Mergers, business failures, deregulation, globalization, technology, dwindling and more cautious venture capital, avaricious managers and investors out to increase share prices through a spree of often ill-thought acquisitions -- all lead inexorably to the congealing of industries into a few suppliers. Such market formations are known as oligopolies. Oligopolies encourage customers to collaborate in oligopsonies and these, in turn, foster further consolidation among suppliers, service providers, and manufacturers.
But how does one determine market concentration to start with?
The Herfindahl-Hirschmann index squares the market shares of firms in the industry and adds up the total. But the number of firms in a market does not necessarily impart how low -- or high -- are barriers to entry. These are determined by the structure of the market, legal and bureaucratic hurdles, the existence, or lack thereof of functioning institutions, and by the possibility to turn an excess profit.
The index suffers from other shortcomings. Often the market is difficult to define. Mergers do not always drive prices higher. University of Chicago economists studying Industrial Organization, the branch of economics that deals with competition, have long advocated a shift of emphasis from market share to -- usually temporary -- market power. Influential antitrust thinkers, such as Robert Bork, recommended revising the law to focus solely on consumer welfare.

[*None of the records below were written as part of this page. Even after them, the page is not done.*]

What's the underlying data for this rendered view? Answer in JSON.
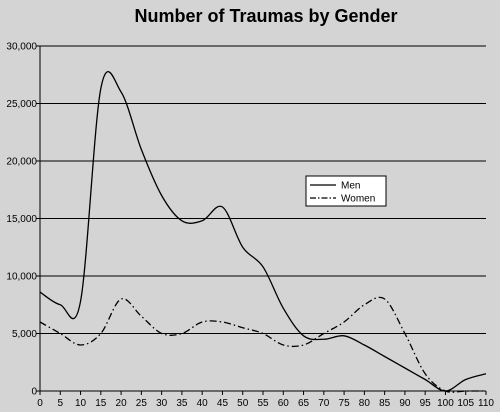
{
  "chart_data": {
    "type": "line",
    "title": "Number of Traumas by Gender",
    "xlabel": "",
    "ylabel": "",
    "x": [
      0,
      5,
      10,
      15,
      20,
      25,
      30,
      35,
      40,
      45,
      50,
      55,
      60,
      65,
      70,
      75,
      80,
      85,
      90,
      95,
      100,
      105,
      110
    ],
    "xlim": [
      0,
      110
    ],
    "ylim": [
      0,
      30000
    ],
    "y_ticks": [
      0,
      5000,
      10000,
      15000,
      20000,
      25000,
      30000
    ],
    "y_tick_labels": [
      "0",
      "5,000",
      "10,000",
      "15,000",
      "20,000",
      "25,000",
      "30,000"
    ],
    "x_tick_labels": [
      "0",
      "5",
      "10",
      "15",
      "20",
      "25",
      "30",
      "35",
      "40",
      "45",
      "50",
      "55",
      "60",
      "65",
      "70",
      "75",
      "80",
      "85",
      "90",
      "95",
      "100",
      "105",
      "110"
    ],
    "grid": "horizontal",
    "legend_position": "right",
    "series": [
      {
        "name": "Men",
        "style": "solid",
        "color": "#000000",
        "values": [
          8600,
          7500,
          7800,
          26300,
          26000,
          21000,
          17000,
          14800,
          14800,
          16000,
          12500,
          10800,
          7200,
          4800,
          4500,
          4800,
          4000,
          3000,
          2000,
          1000,
          0,
          1000,
          1500
        ]
      },
      {
        "name": "Women",
        "style": "dashdot",
        "color": "#000000",
        "values": [
          6000,
          5000,
          4000,
          5000,
          8000,
          6500,
          5000,
          5000,
          6000,
          6000,
          5500,
          5000,
          4000,
          4000,
          5000,
          6000,
          7500,
          8000,
          5000,
          1500,
          0,
          0,
          0
        ]
      }
    ]
  }
}
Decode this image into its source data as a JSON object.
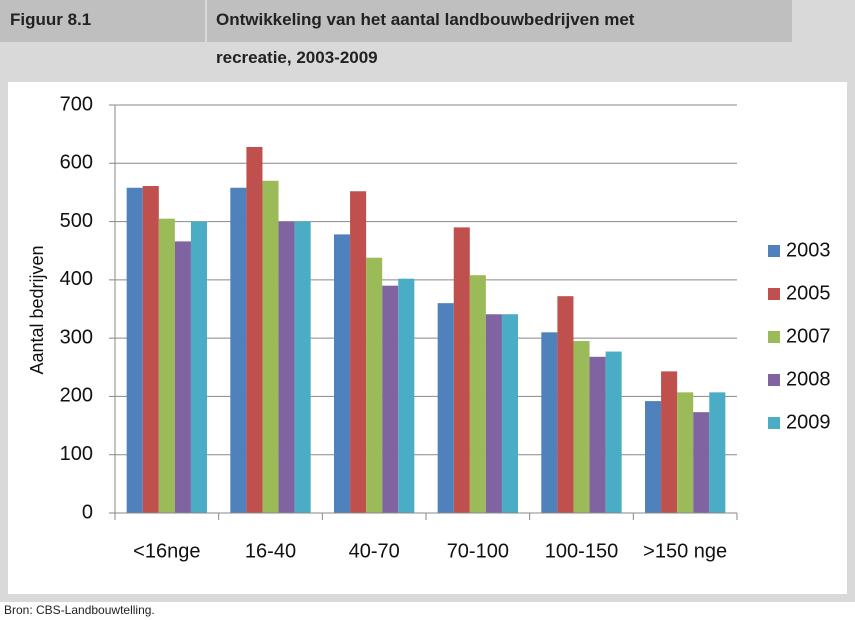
{
  "header": {
    "figure": "Figuur 8.1",
    "title": [
      "Ontwikkeling van het aantal landbouwbedrijven met",
      "recreatie, 2003-2009"
    ]
  },
  "source": "Bron: CBS-Landbouwtelling.",
  "chart_data": {
    "type": "bar",
    "y_label": "Aantal bedrijven",
    "categories": [
      "<16nge",
      "16-40",
      "40-70",
      "70-100",
      "100-150",
      ">150 nge"
    ],
    "series": [
      {
        "name": "2003",
        "color": "#4f81bd",
        "values": [
          558,
          558,
          478,
          360,
          310,
          192
        ]
      },
      {
        "name": "2005",
        "color": "#c0504d",
        "values": [
          561,
          628,
          552,
          490,
          372,
          243
        ]
      },
      {
        "name": "2007",
        "color": "#9bbb59",
        "values": [
          505,
          570,
          438,
          408,
          295,
          207
        ]
      },
      {
        "name": "2008",
        "color": "#8064a2",
        "values": [
          466,
          500,
          390,
          341,
          268,
          173
        ]
      },
      {
        "name": "2009",
        "color": "#4bacc6",
        "values": [
          500,
          500,
          402,
          341,
          277,
          207
        ]
      }
    ],
    "ylim": [
      0,
      700
    ],
    "yticks": [
      0,
      100,
      200,
      300,
      400,
      500,
      600,
      700
    ],
    "grid": true,
    "legend": "right"
  }
}
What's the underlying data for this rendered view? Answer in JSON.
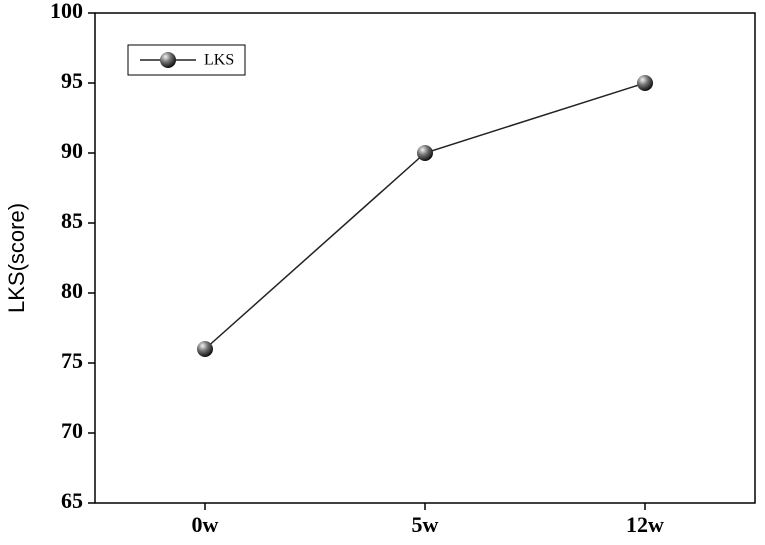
{
  "chart_data": {
    "type": "line",
    "y_label": "LKS(score)",
    "categories": [
      "0w",
      "5w",
      "12w"
    ],
    "series": [
      {
        "name": "LKS",
        "color": "#222222",
        "values": [
          76,
          90,
          95
        ]
      }
    ],
    "ylim": [
      65,
      100
    ],
    "yticks": [
      65,
      70,
      75,
      80,
      85,
      90,
      95,
      100
    ],
    "legend": "upper left",
    "grid": false
  }
}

These and other insights were incorporated in a theory of market contestability. Contrary to classical economic thinking, monopolies and oligopolies rarely raise prices for fear of attracting new competitors, went the new school. This is especially true in a "contestable" market, where entry is easy and cheap.
An oligopolistic firm also fears the price-cutting reaction of its rivals if it reduces prices, goes the Hall, Hitch, and Sweezy theory of the Kinked Demand Curve. If it were to raise prices, its rivals may not follow suit, thus undermining its market share. Stackleberg's amendments to Cournot's Competition model, on the other hand, demonstrate the advantages to a price setter of being a first mover.
In an article in the European Competition Law Review, Juan Briones Alonso writes: "At first sight, it seems that ... oligopolists will sooner or later find a way of avoiding competition among themselves, since they are aware that their overall profits are maximized with this strategy. However, the question is much more complex. First of all, collusion without explicit agreements is not easy to achieve. Each supplier might have different views on the level of prices which the demand would sustain, or might have different price preferences according to its cost conditions and market share. A company might think it has certain advantages which its competitors do not have, and would perhaps perceive a conflict between maximizing its own profits and maximizing industry profits."
"Moreover, if collusive strategies are implemented, and oligopolists manage to raise prices significantly above their competitive level, each oligopolist will be confronted with a conflict between sticking to the tacitly agreed behavior and increasing its individual profits by 'cheating' on its competitors. Therefore, the question of mutual monitoring and control is a key issue in collusive oligopolies."
Monopolies and oligopolies, went the contestability theory, also refrain from restricting output, lest their market share be snatched by new entrants. In other words, even monopolists behave as though their market was fully competitive, their production and pricing decisions and actions constrained by the "ghosts" of potential and threatening newcomers.
In a discussion paper by the Center for Research into Industry, Enterprise, Finance and the Firm Discussion Paper, the authors argue that: "Under decreasing returns and some fixed cost, the market grows to 'full capacity' at Walrasian equilibrium (oligopolies); on the other hand, if returns are increasing, the unique long run outcome involves a profit-maximizing monopolist."
While intellectually tempting, contestability theory has little to do with the rough and tumble world of business. Contestable markets simply do not exist. Entering a market is never cheap, nor easy. Huge sunk costs are required to counter the network effects of more veteran products as well as the competitors' brand recognition and ability and inclination to collude to set prices.
Victory is not guaranteed, losses loom constantly, investors are forever edgy, customers are fickle, bankers itchy, capital markets gloomy, suppliers beholden to the competition. Barriers to entry are almost always formidable and often insurmountable.